I moderated a panel of 3 CIOs last Sunday at the Solix Empower conference on the subject of data-driven enterprise. The three CIO’s came from different industries. Marc Parmet of the TechPar group spent many years at Avery Dennison after stints at Apple and IBM. Sachin Mathur leads the IT innovations at Terex Corp., a large company supplying cranes and other heavy equipments. PK Agarwal, currently dean at Northeastern University, used to be the CIO for the Government of California. Here are some of the points covered:
- I reminded the audience that we are at the fourth paradigm in science (as per the late Jim Gray). A thousand year ago, science was experimental, then few hundred years back science became theoretical (Newton’s law, Maxwell’s law..), fifty years ago, science became computational (simulation via a computer). Now the fourth paradigm is data-driven science where experiment, theory, and computation must be combined to one holistic discipline. Actually science hit the “big data” problem long before the commercial world.
- Top level management is starting to understand that data is the oxygen, but they are yet to fully make their organizations data-driven. Just having a data warehouse with analytics and reporting does not make it data-driven, but they do see the value of predictive analytics and deep learning for competitive advantage.
- While business-critical applications continue to run on-premise, newer, less critical apps such as collaboration and email (e.g. Lotus Notes) are moving to the public cloud. One said that they are evaluating migrating current Oracle ERP to a cloud version. Data security and reliability are critical needs. One panelist talked about not just private, public or hybrid cloud, but “scattered” cloud which will be highly distributed.

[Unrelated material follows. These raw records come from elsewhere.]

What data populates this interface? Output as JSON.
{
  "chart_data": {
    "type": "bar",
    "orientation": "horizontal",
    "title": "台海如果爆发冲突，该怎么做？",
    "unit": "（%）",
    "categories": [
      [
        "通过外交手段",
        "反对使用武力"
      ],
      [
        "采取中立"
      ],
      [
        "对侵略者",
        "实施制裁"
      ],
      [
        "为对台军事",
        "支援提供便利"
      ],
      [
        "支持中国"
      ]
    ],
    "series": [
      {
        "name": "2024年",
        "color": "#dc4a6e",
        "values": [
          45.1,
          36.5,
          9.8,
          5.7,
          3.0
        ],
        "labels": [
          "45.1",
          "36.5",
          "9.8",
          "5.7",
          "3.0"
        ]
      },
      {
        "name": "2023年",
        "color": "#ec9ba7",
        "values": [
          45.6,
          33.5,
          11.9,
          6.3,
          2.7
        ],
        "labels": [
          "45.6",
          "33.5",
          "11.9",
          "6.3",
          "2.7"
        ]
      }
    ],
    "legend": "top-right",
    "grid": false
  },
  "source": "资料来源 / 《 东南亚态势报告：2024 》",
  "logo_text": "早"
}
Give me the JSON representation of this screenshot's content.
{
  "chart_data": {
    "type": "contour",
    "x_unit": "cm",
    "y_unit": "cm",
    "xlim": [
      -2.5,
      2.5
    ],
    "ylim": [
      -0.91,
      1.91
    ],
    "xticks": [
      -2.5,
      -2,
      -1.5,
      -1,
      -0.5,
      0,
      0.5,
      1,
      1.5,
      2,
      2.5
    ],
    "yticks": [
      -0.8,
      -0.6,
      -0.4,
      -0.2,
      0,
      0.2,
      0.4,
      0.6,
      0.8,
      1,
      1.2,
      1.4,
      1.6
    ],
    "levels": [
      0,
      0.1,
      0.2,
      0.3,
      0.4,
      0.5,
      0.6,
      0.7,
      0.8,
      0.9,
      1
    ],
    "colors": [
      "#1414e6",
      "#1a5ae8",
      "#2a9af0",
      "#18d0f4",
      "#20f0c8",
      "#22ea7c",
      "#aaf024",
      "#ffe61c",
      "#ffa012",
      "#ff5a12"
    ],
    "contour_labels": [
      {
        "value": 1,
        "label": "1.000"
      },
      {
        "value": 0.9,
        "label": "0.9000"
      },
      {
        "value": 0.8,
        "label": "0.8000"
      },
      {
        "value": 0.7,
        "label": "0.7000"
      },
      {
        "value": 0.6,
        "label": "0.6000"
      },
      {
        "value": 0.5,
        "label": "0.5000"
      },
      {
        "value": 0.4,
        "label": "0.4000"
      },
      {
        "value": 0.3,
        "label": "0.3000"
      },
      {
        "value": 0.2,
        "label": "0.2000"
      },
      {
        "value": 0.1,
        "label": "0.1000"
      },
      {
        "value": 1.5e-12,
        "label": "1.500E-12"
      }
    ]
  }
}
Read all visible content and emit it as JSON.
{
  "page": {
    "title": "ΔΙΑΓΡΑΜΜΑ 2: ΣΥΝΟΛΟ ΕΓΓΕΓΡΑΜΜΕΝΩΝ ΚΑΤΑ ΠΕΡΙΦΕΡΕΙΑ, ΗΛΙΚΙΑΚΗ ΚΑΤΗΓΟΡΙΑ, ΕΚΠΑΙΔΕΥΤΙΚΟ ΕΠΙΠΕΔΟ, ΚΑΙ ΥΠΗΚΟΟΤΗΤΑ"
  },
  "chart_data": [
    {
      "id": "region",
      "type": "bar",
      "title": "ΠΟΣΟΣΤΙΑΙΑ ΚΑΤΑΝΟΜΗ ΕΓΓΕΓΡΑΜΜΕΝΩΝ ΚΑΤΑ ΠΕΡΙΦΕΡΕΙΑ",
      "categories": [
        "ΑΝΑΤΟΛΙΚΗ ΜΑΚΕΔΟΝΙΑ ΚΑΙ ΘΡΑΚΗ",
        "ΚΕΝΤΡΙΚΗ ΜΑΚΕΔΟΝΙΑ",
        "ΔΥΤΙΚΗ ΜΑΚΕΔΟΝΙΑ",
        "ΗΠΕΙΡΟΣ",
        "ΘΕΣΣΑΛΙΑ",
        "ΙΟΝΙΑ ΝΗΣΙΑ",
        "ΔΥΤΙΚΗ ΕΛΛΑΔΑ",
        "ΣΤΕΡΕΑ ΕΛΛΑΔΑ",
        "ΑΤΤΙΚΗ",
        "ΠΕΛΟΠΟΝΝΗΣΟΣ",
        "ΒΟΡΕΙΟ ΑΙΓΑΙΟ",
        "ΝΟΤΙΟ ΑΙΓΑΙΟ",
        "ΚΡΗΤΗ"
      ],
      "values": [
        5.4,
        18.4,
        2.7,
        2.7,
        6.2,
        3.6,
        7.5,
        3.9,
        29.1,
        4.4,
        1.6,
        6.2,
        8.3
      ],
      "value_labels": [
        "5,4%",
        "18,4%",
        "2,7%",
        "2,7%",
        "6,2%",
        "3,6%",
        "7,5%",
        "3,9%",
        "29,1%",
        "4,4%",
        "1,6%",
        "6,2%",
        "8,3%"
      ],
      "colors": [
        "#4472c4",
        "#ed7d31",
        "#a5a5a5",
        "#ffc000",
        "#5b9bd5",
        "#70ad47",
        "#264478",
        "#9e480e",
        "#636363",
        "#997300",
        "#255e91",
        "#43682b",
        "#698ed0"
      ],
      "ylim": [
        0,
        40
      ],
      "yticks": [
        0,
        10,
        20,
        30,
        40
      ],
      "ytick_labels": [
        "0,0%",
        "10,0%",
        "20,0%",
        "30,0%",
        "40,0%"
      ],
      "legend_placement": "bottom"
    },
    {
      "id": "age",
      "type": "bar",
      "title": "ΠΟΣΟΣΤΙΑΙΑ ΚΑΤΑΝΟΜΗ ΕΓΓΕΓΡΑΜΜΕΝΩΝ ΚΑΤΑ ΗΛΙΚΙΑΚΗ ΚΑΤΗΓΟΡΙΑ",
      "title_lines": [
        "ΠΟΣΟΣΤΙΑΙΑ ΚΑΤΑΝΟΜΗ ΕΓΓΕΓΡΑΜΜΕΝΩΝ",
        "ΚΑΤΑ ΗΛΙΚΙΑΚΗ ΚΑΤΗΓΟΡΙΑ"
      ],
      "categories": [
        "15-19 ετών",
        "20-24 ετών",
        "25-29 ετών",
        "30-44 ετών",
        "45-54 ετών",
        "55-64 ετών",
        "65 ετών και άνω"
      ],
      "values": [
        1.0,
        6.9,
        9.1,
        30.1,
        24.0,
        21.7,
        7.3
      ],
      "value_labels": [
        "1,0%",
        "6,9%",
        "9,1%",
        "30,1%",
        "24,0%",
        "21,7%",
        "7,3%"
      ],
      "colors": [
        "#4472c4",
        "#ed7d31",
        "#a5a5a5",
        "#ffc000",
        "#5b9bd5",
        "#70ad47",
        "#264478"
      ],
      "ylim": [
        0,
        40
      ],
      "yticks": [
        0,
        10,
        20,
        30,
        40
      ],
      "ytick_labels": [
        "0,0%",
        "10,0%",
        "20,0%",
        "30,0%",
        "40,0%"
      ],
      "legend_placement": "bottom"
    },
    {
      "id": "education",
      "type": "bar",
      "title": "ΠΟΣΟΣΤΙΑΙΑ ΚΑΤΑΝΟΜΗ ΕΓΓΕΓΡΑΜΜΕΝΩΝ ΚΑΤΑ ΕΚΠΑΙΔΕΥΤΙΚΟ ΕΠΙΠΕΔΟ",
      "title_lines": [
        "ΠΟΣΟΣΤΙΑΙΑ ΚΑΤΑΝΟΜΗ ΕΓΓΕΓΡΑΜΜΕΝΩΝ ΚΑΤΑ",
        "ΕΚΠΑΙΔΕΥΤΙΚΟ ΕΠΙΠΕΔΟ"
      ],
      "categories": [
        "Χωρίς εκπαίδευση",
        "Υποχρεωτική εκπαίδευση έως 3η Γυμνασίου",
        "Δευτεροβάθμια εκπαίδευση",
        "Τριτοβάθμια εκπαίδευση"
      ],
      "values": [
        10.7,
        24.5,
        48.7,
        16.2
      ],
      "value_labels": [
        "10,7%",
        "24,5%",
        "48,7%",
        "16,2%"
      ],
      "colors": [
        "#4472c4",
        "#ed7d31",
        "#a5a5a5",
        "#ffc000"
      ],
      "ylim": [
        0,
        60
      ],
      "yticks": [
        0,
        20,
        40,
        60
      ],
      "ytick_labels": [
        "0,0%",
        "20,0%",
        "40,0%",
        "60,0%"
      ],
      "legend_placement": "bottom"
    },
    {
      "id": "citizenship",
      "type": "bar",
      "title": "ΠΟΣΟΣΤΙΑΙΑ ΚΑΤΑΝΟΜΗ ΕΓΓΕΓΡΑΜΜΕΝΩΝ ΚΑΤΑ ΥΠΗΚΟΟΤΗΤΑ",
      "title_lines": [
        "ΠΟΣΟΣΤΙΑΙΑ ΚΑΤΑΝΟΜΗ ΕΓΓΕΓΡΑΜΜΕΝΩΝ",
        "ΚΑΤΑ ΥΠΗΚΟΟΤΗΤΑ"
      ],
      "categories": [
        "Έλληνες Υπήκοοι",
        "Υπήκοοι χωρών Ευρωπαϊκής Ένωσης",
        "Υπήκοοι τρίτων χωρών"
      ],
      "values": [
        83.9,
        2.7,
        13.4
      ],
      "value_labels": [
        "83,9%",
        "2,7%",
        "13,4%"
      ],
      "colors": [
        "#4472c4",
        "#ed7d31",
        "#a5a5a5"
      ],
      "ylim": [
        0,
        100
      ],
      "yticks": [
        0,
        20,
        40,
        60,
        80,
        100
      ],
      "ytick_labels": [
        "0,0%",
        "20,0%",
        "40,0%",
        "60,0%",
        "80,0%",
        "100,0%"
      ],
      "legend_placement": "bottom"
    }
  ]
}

- Out of the 3V’s of big data (volume, variety, and velocity), variety seems to be of higher need – images, pictures, videos combined with sensors deployed in manufacturing and factory automation. For industries such as retail and telcos, volume dominates. The velocity part will become more and more critical as streaming of these data in real-time will need fast ingestion and analysis-on-the-fly for timely decision making. This is the emerging world of IoT where devices with an IP address will be everywhere – individuals, connected homes, autonomous cars, connected factories. They will produce huge amounts of data volume. Cluster computing with Hadoop/Spark will be the most economical technology to deal with this load. Much work lies ahead.
- There will be serious shortage of “big data” or “data science” skills, of the order of 4-5 million in next few years. Hence universities such as Northeastern is setting up new curriculum on data science. Today’s data scientist must have knowledge of the business, algorithms, comp. science, statistical modeling plus he/she must be good story teller. Unlike the past, it’s not just answering questions, but figuring out what questions to ask. Such skills will be at a premium as enterprises become more data-driven.
We discussed many other points. It was a fun panel.